第67章(第4/5页)
吃不着闻闻也是好的,他闭上眼睛用力嗅,脑中想着那些菜肴吃入口中的味道,真真是香咧,他不由咽起口水,仿佛真的吃上了一般。
但他还没开心多久,感觉面前似乎有风袭来,他睁开眼睛,却见陈妈妈不知何时从桌前挪到他面前,手上还拿着一碗药。
“这是……”他犹豫开口。
陈妈妈笑呵呵道:“是卢官人的药啊,倒出来晾凉的,险些忘了给你,快饮了吧。”
卢举面有难色。
陈妈妈喂哟了一声,很是苦口婆心地劝起来,“可不能不喝药,良药苦口利于病,卢官人快喝吧。”
浓郁的苦药味扑鼻而来,卢举皱眉扯过头,正抗拒着呢。
忽然,谭贤娘放下筷子,咳了一声。
原本还挣扎不乐意的卢举离开捧起药碗,一饮而尽,即便酸苦得眉头都快拧成结,还是硬笑起来,“喝、喝完了。”
那药难喝得他眼泪都快掉下来。
就在他要用袖子擦泪的时候,谭贤娘走到他面前,给他递了颗蜜煎橄榄。
吃着甜滋滋的蜜煎橄榄,卢举这回是真没忍住哭了。
但却是感动的。
他一边嚼,一边用袖子抹泪,“娘、娘子,还是你处处记挂着我。”
一旁当看客的卢闰闰没忍住摇头。
她爹对她娘是真死心塌地了。
她原想和李进耳语两句,一抬头却见他亦是眼里藏不住情意,笑着望她。
卢闰闰默默把头扭回去,悄悄压下唇角。
成吧,被人死心塌地地爱慕,还是挺叫人雀跃的。
*
下午闹了那么一通,好在夜里平安无事。
药很见效,卢举瞧着是没大事。
至于卢闰闰和李进,亦是安睡了一夜。
第二日,卢闰闰起来的时候,李进自然是不在身侧,但他仍在屋里,正对着铜镜正头上的直脚幞头。

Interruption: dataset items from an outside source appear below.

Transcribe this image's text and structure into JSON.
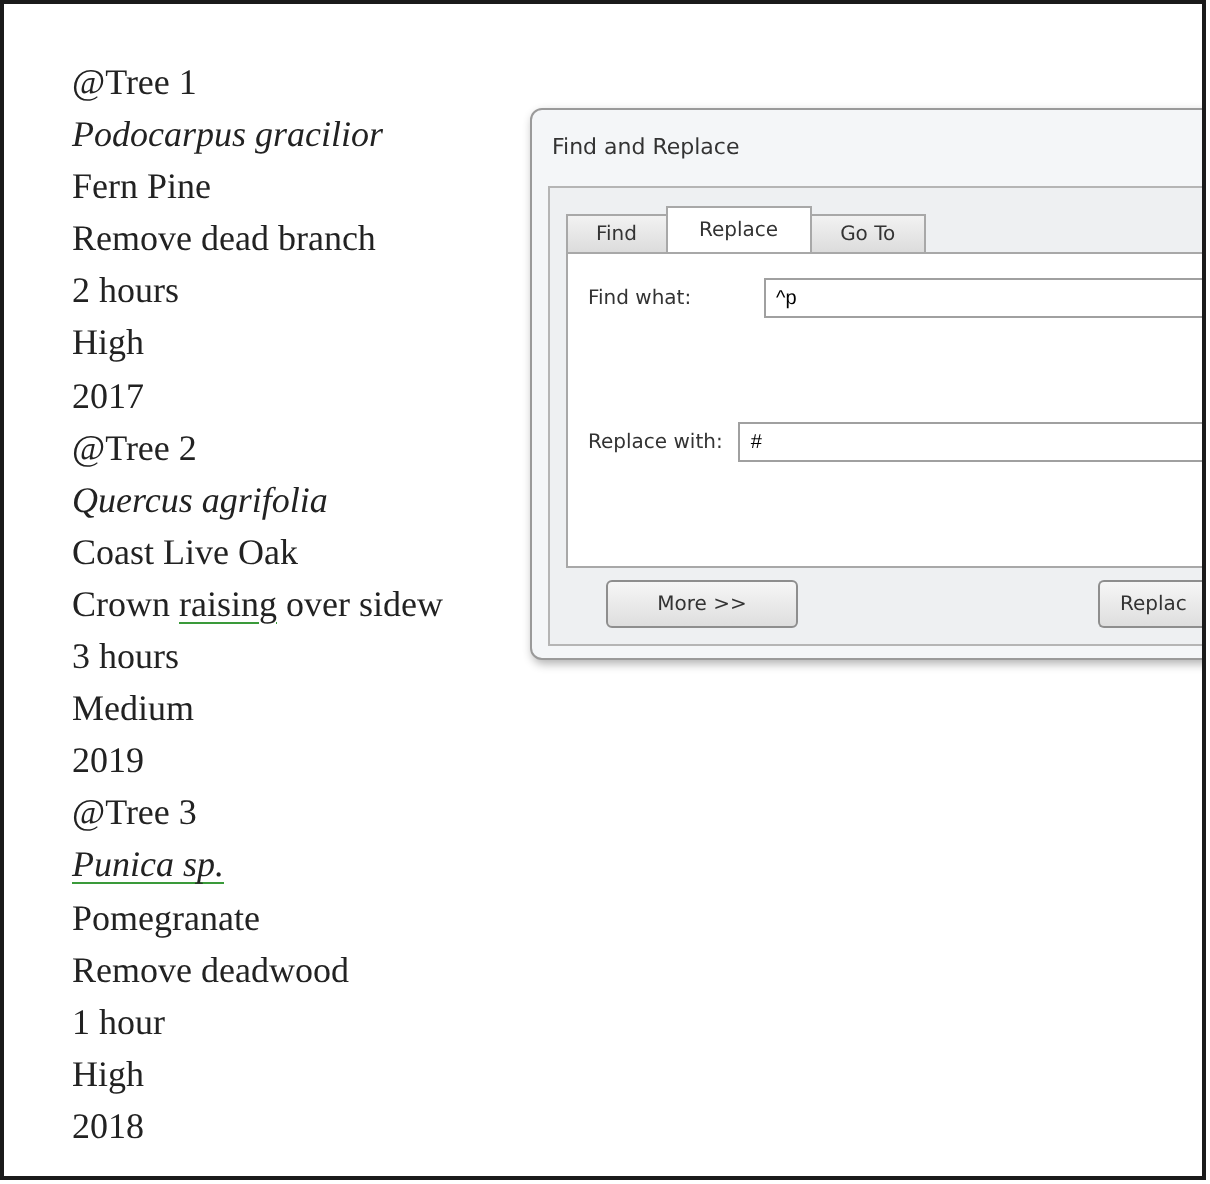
{
  "document": {
    "lines": [
      {
        "parts": [
          {
            "text": "@Tree 1"
          }
        ],
        "italic": false
      },
      {
        "parts": [
          {
            "text": "Podocarpus gracilior"
          }
        ],
        "italic": true
      },
      {
        "parts": [
          {
            "text": "Fern Pine"
          }
        ],
        "italic": false
      },
      {
        "parts": [
          {
            "text": "Remove dead branch"
          }
        ],
        "italic": false
      },
      {
        "parts": [
          {
            "text": "2 hours"
          }
        ],
        "italic": false
      },
      {
        "parts": [
          {
            "text": "High"
          }
        ],
        "italic": false
      },
      {
        "parts": [
          {
            "text": "2017"
          }
        ],
        "italic": false
      },
      {
        "parts": [
          {
            "text": "@Tree 2"
          }
        ],
        "italic": false
      },
      {
        "parts": [
          {
            "text": "Quercus agrifolia"
          }
        ],
        "italic": true
      },
      {
        "parts": [
          {
            "text": "Coast Live Oak"
          }
        ],
        "italic": false
      },
      {
        "parts": [
          {
            "text": "Crown "
          },
          {
            "text": "raising",
            "flagged": true
          },
          {
            "text": " over sidew"
          }
        ],
        "italic": false
      },
      {
        "parts": [
          {
            "text": "3 hours"
          }
        ],
        "italic": false
      },
      {
        "parts": [
          {
            "text": "Medium"
          }
        ],
        "italic": false
      },
      {
        "parts": [
          {
            "text": "2019"
          }
        ],
        "italic": false
      },
      {
        "parts": [
          {
            "text": "@Tree 3"
          }
        ],
        "italic": false
      },
      {
        "parts": [
          {
            "text": "Punica sp.",
            "flagged": true
          }
        ],
        "italic": true
      },
      {
        "parts": [
          {
            "text": "Pomegranate"
          }
        ],
        "italic": false
      },
      {
        "parts": [
          {
            "text": "Remove deadwood"
          }
        ],
        "italic": false
      },
      {
        "parts": [
          {
            "text": "1 hour"
          }
        ],
        "italic": false
      },
      {
        "parts": [
          {
            "text": "High"
          }
        ],
        "italic": false
      },
      {
        "parts": [
          {
            "text": "2018"
          }
        ],
        "italic": false
      }
    ]
  },
  "dialog": {
    "title": "Find and Replace",
    "tabs": [
      {
        "label": "Find",
        "selected": false
      },
      {
        "label": "Replace",
        "selected": true
      },
      {
        "label": "Go To",
        "selected": false
      }
    ],
    "fields": [
      {
        "label": "Find what:",
        "value": "^p"
      },
      {
        "label": "Replace with:",
        "value": "#"
      }
    ],
    "buttons": [
      "More >>",
      "Replac"
    ]
  }
}
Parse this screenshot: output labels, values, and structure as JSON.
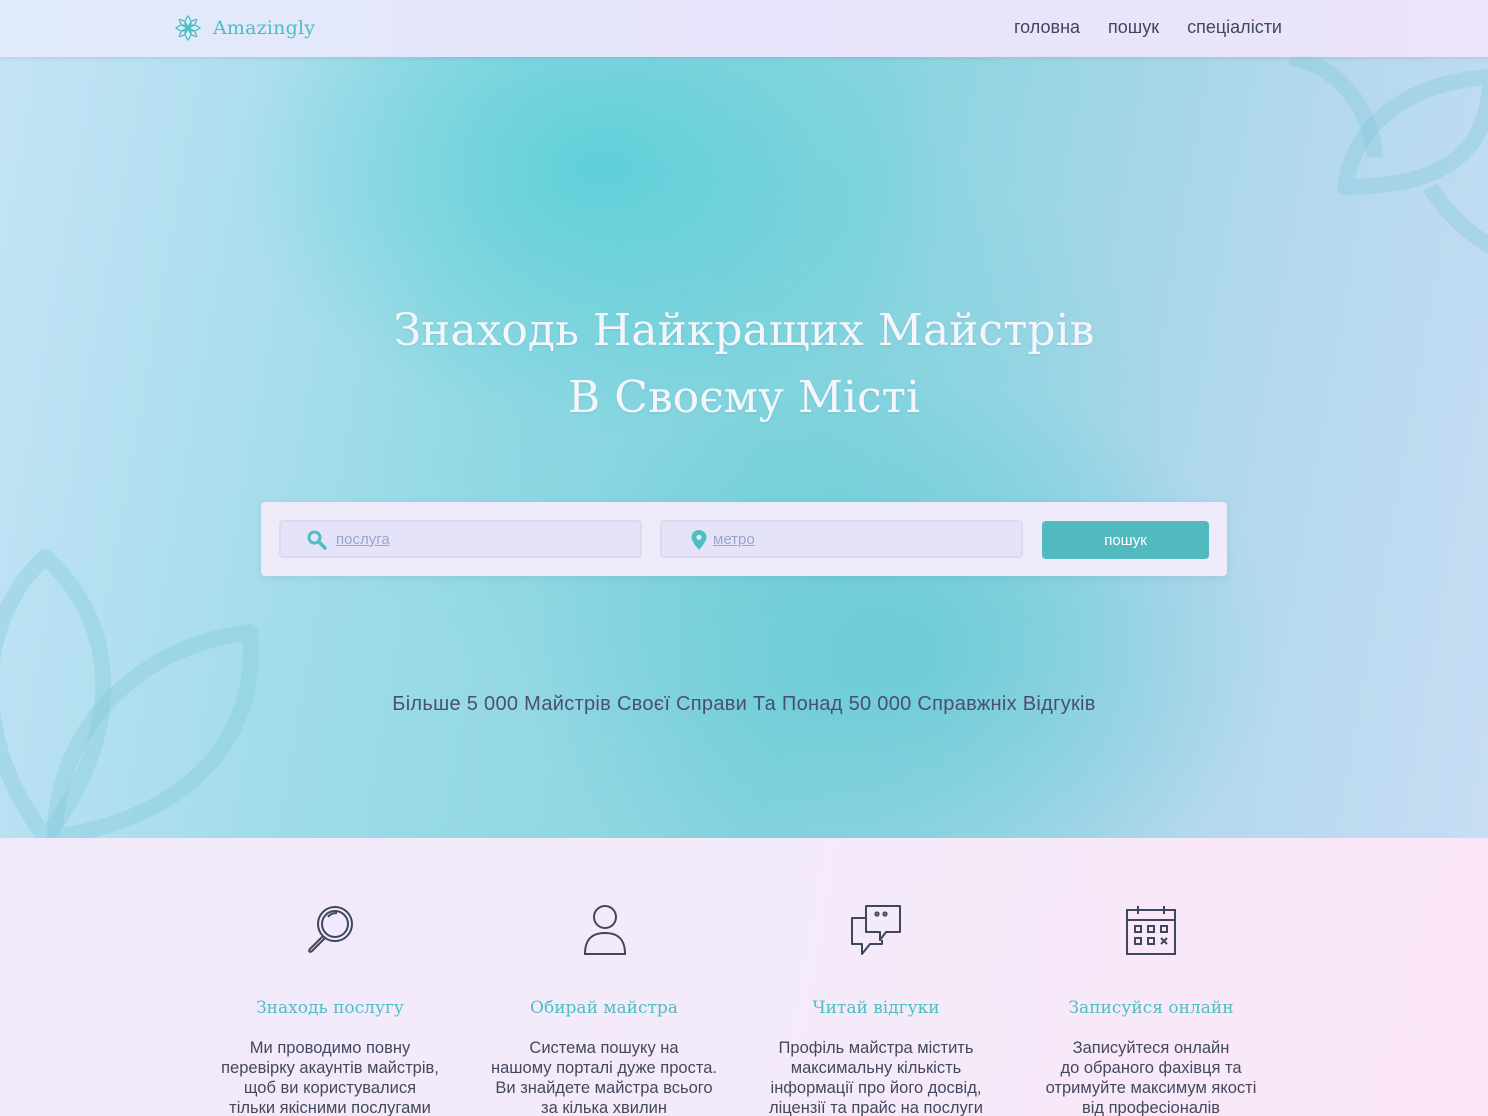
{
  "header": {
    "logo_text": "Amazingly",
    "logo_icon": "lotus-icon",
    "nav": [
      "головна",
      "пошук",
      "спеціалісти"
    ]
  },
  "hero": {
    "title_line1": "Знаходь Найкращих Майстрів",
    "title_line2": "В Своєму Місті",
    "search": {
      "service_placeholder": "послуга",
      "service_icon": "search-icon",
      "metro_placeholder": "метро",
      "metro_icon": "map-pin-icon",
      "button_label": "пошук"
    },
    "subtitle": "Більше 5 000 Майстрів Своєї Справи Та Понад 50 000 Справжніх Відгуків"
  },
  "features": [
    {
      "icon": "magnifier-icon",
      "title": "Знаходь послугу",
      "text": "Ми проводимо повну\nперевірку акаунтів майстрів,\nщоб ви користувалися\nтільки якісними послугами"
    },
    {
      "icon": "user-icon",
      "title": "Обирай майстра",
      "text": "Система пошуку на\nнашому порталі дуже проста.\nВи знайдете майстра всього\nза кілька хвилин"
    },
    {
      "icon": "chat-bubbles-icon",
      "title": "Читай відгуки",
      "text": "Профіль майстра містить\nмаксимальну кількість\nінформації про його досвід,\nліцензії та прайс на послуги"
    },
    {
      "icon": "calendar-icon",
      "title": "Записуйся онлайн",
      "text": "Записуйтеся онлайн\n до обраного фахівця та\nотримуйте максимум якості\nвід професіоналів"
    }
  ],
  "colors": {
    "accent": "#4dbfc3",
    "button": "#51b9bf",
    "text_dark": "#43485f"
  }
}
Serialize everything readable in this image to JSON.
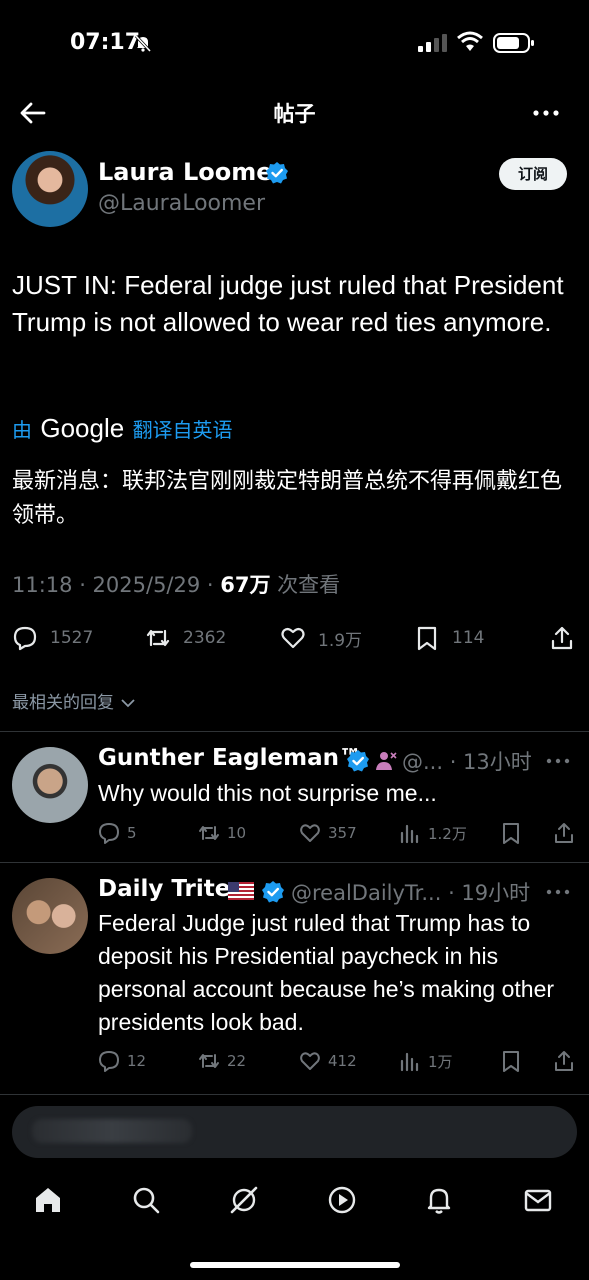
{
  "status_bar": {
    "time": "07:17"
  },
  "nav": {
    "title": "帖子"
  },
  "post": {
    "author_name": "Laura Loomer",
    "author_handle": "@LauraLoomer",
    "subscribe_label": "订阅",
    "text": "JUST IN: Federal judge just ruled that President Trump is not allowed to wear red ties anymore.",
    "translate_by": "由",
    "translate_brand": "Google",
    "translate_suffix": "翻译自英语",
    "translated_text": "最新消息：联邦法官刚刚裁定特朗普总统不得再佩戴红色领带。",
    "meta_time": "11:18 · 2025/5/29 · ",
    "meta_views_value": "67万",
    "meta_views_label": " 次查看",
    "actions": {
      "replies": "1527",
      "reposts": "2362",
      "likes": "1.9万",
      "bookmarks": "114"
    }
  },
  "replies_sort_label": "最相关的回复",
  "replies": [
    {
      "name": "Gunther Eagleman™",
      "handle_time": "@... · 13小时",
      "text": "Why would this not surprise me...",
      "replies": "5",
      "reposts": "10",
      "likes": "357",
      "views": "1.2万"
    },
    {
      "name": "Daily Trite",
      "handle_time": "@realDailyTr... · 19小时",
      "text": "Federal Judge just ruled that Trump has to deposit his Presidential paycheck in his personal account because he’s making other presidents look bad.",
      "replies": "12",
      "reposts": "22",
      "likes": "412",
      "views": "1万"
    }
  ],
  "colors": {
    "accent": "#1d9bf0",
    "muted": "#71767b",
    "background": "#000000"
  },
  "icons": [
    "back-arrow-icon",
    "more-icon",
    "verified-icon",
    "reply-icon",
    "repost-icon",
    "like-icon",
    "bookmark-icon",
    "share-icon",
    "views-icon",
    "home-icon",
    "search-icon",
    "grok-icon",
    "video-icon",
    "notifications-icon",
    "messages-icon"
  ]
}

卢闰闰起身帮他,却不妨李进转头去看她,那直脚幞头两边伸出去的长长帽翅正好撞到她的头。倒是不怎么疼,因为幞头是漆纱制成。
但是李进的直脚幞头被撞歪了,头发都被勾起几缕。
卢闰闰赶忙帮着固定住。
好不容易把掉落的头发梳好拢进去,又把直脚幞头给戴好,手忙脚乱的卢闰闰总算能歇下,她长舒一口气,忍不住抱怨,“好好的幞头怎么改得这么长?”
唐朝时用的软幞头也有帽翅,至多不过三四寸长,到了宋朝就被改成左右各一尺长,看得人心里发悬,总觉得动作大了不能保持平衡,疑心会不会朝一侧歪。
她嘟囔着抱怨,“也不知那些服紫着绯的相公们上朝的时候,是不是心里也担忧着,生怕撞上旁人的帽翅。”
想到此处,她倒是没忍住笑了。
旁人眼里威风凛凛,板脸不语的相公们上朝,兴许心里在默默想着该走左些还是右些,小心避着帽翅打架。
毕竟要是帽翅碰掉了,不仅私下里被嘲笑,遇上较真的御史,说不准要参个衣冠不整,传到坊间就真的是惹笑话了。
而卢闰闰帮他戴好以后,好奇道:“你今日怎么这么早出门上值?”
李进穿上绿色官袍后,更显得他容颜清秀如玉,即便对着卢闰闰时神色柔和浅笑,但也莫名气势凌厉,身形如松竹傲然挺直。
“起得太早,横竖无事,倒不如去官署多做些公事。”
卢闰闰面露钦佩。
她正好没有了睡意,又想出去透透气,索性让他稍候,自己简单梳洗了,送他去官署。
既然要小心那起子人,不能去远的地方,家附近总是成的吧?
何况又是官署。
卢闰闰只着一件家常的绛红色褙子无袖褙子,内里是件嫩黄的长袖窄衫,下着青色长裙,恰能覆盖鞋面。
看着……也不算素净,都是半旧的料子,显见是常穿的。
但她本就是貌美的小娘子,无需新料子衬出好颜色,而且这样简单利索的穿着,更显得她整个人散发着一种爽朗大方的气质。
和陈妈妈说了一声后,卢闰闰与李进并肩出巷子。
说真的,除了之前初一十五要去寺庙供奉,以及做席面的时候,她很少这样早出门。
就是出门也不走这条道,都是朝另一边出光化坊的路走。
因这条路是秘书省官员上值的必经之路,陆陆续续倒是看见许多人赶着往官署走。